The 2018 Farm Bill established the Agriculture Advanced Research and Development Authority at USDA to fill this gap and invest in high-risk, high-reward research and development in agriculture and food. Modeled after the successful Defense Advanced Research Projects Agency and Advanced Research Projects Agency–Energy programs, AgARDA spurs innovation through the development of breakthrough technologies and practices to address water conservation, soil health, disease and pest management, and extreme weather variability. The research and solutions advanced from AgARDA will help our farmers and ranchers meet the challenges of a changing agricultural landscape, increase production to address a growing global population, and help U.S. agricultural products compete in global markets.
Specifically, this bill would:
- Double the authorization of the existing program from $50 million to $100 million to ensure access to more transformative agricultural innovation projects across multiple states.
- Expand the existing program's scope to:
- Address animal and plant pathogens and pests which could help farmers increase production capacity and competitiveness.
- Include opportunities for projects that could help farmers and ranchers use less water; enhance soil health; and mitigate, reduce and/or sequester greenhouse gas emissions from farms and ranches.
- AgARDA funds projects to help address:
- Pathogens and pests: Improve early detection of emerging pathogens and pests and coordinate vaccine development for known pathogens, such as African swine fever.

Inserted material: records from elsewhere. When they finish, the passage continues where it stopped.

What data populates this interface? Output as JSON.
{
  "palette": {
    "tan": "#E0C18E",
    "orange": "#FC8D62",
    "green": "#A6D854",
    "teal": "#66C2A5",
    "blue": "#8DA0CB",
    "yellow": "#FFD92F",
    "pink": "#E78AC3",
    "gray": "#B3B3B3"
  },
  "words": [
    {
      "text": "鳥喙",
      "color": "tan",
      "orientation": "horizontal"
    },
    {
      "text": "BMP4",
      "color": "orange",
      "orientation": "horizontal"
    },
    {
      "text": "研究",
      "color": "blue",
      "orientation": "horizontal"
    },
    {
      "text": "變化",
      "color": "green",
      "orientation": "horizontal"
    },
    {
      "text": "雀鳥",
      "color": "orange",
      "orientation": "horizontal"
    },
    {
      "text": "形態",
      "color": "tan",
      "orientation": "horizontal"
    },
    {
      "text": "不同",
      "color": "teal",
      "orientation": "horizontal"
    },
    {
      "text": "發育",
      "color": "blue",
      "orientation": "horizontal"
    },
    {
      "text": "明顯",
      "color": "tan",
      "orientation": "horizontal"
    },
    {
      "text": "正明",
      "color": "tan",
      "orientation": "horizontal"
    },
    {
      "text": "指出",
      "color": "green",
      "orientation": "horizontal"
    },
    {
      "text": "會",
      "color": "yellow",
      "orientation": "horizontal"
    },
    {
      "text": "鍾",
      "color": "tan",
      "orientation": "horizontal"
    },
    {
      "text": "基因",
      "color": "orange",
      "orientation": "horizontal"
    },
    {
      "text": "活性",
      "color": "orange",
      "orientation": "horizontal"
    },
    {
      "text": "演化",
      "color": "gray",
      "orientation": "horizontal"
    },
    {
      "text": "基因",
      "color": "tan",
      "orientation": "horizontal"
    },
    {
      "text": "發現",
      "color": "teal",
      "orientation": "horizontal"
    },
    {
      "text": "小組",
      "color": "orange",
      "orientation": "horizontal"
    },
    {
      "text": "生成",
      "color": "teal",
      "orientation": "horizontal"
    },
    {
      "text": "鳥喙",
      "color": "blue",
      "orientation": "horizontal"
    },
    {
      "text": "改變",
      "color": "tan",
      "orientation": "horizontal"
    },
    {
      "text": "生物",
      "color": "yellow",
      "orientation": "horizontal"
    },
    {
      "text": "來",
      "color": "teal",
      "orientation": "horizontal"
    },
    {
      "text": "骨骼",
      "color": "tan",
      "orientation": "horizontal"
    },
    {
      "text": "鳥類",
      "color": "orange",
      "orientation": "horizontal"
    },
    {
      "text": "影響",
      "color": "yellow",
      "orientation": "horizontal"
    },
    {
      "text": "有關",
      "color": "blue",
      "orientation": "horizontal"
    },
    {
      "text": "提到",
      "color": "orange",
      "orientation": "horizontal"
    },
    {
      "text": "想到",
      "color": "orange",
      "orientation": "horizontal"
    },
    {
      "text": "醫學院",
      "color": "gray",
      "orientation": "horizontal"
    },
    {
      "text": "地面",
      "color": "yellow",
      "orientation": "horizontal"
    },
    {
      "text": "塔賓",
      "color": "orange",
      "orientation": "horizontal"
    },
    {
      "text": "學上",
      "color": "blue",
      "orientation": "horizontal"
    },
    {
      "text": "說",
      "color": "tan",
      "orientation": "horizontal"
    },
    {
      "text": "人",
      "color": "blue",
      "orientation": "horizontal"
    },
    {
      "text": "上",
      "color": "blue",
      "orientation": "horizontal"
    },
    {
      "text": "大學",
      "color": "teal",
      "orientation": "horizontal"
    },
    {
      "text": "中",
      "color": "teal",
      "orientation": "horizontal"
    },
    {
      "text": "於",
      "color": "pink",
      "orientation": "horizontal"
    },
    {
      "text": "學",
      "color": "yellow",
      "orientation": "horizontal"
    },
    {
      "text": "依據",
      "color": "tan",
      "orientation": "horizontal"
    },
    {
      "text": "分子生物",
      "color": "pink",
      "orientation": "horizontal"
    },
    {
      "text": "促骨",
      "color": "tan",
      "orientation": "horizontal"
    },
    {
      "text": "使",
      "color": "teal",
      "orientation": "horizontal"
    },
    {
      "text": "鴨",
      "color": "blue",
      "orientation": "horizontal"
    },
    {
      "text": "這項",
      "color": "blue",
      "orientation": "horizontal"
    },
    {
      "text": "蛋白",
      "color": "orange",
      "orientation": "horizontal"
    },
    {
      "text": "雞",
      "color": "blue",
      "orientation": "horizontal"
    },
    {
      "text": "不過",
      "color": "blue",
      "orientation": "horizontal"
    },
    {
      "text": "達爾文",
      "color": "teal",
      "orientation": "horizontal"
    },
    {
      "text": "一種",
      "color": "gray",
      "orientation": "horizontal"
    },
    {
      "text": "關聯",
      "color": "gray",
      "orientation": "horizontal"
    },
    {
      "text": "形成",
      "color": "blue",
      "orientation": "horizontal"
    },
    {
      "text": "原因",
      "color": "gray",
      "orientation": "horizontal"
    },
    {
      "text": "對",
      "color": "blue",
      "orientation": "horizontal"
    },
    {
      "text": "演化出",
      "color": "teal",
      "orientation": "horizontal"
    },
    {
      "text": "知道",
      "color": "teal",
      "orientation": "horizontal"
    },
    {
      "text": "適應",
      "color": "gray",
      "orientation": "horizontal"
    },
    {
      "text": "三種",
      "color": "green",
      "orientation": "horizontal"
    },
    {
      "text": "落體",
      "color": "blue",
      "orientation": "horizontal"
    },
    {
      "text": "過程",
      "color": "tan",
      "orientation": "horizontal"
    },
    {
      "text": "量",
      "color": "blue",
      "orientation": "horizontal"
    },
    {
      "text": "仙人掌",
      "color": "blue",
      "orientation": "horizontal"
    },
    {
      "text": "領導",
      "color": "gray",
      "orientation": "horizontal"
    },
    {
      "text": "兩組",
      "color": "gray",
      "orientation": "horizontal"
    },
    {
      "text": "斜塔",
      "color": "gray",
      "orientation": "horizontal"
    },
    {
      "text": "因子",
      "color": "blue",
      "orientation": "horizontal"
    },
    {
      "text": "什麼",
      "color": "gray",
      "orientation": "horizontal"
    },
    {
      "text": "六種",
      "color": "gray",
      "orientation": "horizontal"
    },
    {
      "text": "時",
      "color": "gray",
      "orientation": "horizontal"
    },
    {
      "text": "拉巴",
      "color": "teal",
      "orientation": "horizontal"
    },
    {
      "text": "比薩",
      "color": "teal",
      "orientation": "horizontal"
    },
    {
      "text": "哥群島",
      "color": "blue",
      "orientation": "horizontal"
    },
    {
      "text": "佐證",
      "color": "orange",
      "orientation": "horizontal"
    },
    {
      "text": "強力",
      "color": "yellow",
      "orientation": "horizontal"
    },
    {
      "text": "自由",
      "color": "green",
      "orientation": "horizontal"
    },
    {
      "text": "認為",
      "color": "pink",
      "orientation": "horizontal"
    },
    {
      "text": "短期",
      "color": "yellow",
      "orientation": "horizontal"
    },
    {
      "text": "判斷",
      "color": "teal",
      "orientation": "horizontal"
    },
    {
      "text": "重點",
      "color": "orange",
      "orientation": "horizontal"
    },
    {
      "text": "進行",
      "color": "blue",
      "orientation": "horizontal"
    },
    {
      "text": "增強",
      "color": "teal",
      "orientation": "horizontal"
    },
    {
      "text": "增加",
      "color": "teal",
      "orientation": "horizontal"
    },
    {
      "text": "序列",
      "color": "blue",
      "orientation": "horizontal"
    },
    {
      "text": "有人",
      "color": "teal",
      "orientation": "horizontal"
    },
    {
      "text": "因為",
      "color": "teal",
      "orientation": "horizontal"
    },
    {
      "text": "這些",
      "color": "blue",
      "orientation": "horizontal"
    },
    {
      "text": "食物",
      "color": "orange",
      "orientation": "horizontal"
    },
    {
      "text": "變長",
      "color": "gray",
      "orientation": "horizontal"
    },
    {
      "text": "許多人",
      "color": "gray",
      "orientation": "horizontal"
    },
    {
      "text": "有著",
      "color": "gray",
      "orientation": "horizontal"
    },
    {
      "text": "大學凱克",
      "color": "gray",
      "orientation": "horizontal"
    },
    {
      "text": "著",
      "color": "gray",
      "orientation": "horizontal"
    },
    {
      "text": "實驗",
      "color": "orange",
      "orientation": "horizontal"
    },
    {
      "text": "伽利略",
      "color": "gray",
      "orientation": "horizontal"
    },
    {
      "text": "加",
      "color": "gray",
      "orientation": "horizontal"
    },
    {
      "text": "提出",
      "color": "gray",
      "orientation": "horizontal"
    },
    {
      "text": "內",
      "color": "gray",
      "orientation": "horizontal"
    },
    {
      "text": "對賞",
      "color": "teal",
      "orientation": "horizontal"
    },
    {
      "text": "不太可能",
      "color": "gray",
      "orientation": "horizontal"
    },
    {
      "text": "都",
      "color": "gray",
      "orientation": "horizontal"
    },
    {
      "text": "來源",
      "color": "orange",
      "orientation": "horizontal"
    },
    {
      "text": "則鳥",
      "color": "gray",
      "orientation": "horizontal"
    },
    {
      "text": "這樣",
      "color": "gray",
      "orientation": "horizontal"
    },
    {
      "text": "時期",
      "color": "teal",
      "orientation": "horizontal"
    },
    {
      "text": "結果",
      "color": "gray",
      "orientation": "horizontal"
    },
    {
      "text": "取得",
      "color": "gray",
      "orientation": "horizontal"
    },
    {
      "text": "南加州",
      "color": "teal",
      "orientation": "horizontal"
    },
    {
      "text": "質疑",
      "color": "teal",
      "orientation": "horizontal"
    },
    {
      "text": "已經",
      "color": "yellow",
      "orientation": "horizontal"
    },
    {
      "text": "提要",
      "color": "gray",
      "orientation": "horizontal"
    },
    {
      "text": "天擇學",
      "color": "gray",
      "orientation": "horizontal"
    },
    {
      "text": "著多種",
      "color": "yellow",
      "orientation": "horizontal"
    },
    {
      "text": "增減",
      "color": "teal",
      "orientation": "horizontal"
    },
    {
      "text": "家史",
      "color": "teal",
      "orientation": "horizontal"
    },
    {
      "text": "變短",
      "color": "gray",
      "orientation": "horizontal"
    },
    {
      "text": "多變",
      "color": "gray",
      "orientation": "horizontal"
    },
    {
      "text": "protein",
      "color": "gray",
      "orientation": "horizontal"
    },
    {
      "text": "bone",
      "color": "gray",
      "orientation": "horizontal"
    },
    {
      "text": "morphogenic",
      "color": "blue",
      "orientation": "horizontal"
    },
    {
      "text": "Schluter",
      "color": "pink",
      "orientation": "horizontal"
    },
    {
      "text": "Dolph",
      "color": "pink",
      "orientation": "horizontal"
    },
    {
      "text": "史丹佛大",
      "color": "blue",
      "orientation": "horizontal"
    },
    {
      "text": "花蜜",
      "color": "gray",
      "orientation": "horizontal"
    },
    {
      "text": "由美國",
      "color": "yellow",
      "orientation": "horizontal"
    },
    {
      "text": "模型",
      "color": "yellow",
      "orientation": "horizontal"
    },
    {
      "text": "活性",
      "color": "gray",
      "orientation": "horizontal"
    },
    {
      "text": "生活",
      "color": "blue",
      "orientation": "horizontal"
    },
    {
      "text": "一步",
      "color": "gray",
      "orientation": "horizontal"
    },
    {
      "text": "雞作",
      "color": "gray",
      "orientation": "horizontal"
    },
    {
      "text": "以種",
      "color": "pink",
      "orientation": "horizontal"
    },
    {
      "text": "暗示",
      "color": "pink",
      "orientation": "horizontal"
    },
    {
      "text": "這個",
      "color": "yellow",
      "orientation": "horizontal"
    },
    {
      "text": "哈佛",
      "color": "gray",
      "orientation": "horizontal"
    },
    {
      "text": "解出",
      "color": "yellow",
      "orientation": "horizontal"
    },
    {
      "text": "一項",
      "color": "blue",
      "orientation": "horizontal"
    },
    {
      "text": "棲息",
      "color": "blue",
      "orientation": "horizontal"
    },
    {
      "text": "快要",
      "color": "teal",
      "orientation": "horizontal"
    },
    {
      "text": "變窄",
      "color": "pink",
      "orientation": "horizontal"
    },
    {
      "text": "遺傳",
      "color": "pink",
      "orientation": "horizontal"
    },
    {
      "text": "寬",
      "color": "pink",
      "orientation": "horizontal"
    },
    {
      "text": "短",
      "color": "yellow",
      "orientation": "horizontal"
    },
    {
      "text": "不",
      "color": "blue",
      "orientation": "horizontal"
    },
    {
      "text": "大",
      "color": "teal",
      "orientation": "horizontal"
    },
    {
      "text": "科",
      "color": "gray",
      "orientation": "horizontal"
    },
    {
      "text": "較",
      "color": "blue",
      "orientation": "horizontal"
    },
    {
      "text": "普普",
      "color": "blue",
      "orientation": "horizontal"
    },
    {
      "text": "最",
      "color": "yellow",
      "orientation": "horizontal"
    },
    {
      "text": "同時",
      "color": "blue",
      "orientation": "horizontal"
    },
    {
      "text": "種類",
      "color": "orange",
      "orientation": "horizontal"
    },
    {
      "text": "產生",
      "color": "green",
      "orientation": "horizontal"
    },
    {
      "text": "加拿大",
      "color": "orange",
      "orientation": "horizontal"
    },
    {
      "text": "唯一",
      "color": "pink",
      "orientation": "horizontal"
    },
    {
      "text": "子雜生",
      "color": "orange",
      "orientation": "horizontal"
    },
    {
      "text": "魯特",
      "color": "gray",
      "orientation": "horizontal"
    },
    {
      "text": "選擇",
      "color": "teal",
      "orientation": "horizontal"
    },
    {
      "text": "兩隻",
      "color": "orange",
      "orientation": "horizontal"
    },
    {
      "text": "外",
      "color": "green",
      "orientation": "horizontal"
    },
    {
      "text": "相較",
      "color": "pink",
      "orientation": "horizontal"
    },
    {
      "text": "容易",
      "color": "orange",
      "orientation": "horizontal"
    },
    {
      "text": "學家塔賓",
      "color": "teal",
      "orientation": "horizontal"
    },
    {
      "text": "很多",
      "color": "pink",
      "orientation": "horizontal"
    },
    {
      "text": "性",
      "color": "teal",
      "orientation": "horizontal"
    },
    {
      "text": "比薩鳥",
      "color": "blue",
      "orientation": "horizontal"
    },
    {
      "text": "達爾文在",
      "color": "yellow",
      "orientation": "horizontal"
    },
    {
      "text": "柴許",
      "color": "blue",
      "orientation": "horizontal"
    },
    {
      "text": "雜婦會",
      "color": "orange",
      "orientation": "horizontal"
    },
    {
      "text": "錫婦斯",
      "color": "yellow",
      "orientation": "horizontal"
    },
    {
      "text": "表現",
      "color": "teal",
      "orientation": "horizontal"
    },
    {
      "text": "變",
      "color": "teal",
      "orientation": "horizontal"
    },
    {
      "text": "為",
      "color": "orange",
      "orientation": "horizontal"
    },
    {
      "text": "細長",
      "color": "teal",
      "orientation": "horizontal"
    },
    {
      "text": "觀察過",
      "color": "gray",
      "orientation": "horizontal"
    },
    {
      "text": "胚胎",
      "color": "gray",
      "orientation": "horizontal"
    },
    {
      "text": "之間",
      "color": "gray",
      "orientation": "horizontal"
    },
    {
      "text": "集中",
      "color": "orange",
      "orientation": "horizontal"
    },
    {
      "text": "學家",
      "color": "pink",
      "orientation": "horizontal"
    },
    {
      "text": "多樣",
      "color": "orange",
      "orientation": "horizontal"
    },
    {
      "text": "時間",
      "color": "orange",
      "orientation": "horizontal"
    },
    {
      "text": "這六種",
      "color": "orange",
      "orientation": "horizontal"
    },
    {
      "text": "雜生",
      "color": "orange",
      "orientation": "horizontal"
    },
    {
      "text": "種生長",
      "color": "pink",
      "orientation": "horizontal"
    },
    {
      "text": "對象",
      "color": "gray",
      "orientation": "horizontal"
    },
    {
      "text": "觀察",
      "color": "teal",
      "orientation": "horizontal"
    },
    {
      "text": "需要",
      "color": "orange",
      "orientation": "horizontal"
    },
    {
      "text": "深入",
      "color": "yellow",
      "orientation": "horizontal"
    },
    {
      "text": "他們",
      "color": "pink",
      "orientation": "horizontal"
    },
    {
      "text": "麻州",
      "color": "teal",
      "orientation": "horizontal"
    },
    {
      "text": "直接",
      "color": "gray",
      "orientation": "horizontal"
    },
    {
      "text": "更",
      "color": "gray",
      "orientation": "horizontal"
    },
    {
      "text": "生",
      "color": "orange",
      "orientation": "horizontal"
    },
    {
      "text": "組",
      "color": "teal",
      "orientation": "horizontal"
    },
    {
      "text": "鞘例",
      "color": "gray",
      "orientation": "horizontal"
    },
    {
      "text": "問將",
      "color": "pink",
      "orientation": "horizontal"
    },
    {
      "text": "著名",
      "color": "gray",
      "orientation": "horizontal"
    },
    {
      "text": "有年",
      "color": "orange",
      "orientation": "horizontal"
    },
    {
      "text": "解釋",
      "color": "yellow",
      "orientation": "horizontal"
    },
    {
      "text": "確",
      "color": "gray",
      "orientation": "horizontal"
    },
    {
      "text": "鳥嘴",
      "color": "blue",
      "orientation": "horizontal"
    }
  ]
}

- Drought: Catalyze technological breakthroughs and practices to monitor, analyze and distribute data on soil moisture in fields to help farmers and ranchers better manage their resources.
- Soil health: Boost soil health and reduce GHG emissions from farm operations.
- Extreme weather: Develop crops to become genetically resistant to drought, heat and high speed winds.
- Increasing production demand: Cut food waste, optimize food production on less land and increase nutrient content of food.
"Increased research is the key to efficiently improving yields for our nation's corn farmers in a climate-smart way," said Randy DeSutter, National Corn Growers Association.
"Long-term, intentional investment in innovative, next-generation agriculture research is critical to cementing our nation's leading role in the global ag economy," said Richard Linton, president of Kansas State University. "The ACE Ag Act offers a clear path forward to ensure technological and financial barriers are removed as we work to build forward-thinking solutions for some of the most pressing issues within the ag industry, including water conservation and crop resilience."
"This bill comes at a critical time as investments in innovation and rapid research advancement will be essential in solving the numerous and complex challenges facing our agricultural enterprise. From defense to health to energy – advanced research programs like AGARDA have been proven successful and are a critical part of ensuring the United States’ competitiveness in a global playing field. We look forward to working with Congress to grow the funding capacity of AGARDA in the upcoming Farm Bill," said Alan S. Rudolph, vice president for research, Colorado State University.
"AgARDA's focus on long-term, high-risk research is important to the pork industry and the global threats farmers face today from foreign animal disease, pests, and other challenges. The federal government is uniquely situated to tackle these research priorities to help bridge critical information gaps and ensure American agriculture is thriving now and into the future," said the National Pork Producers Council.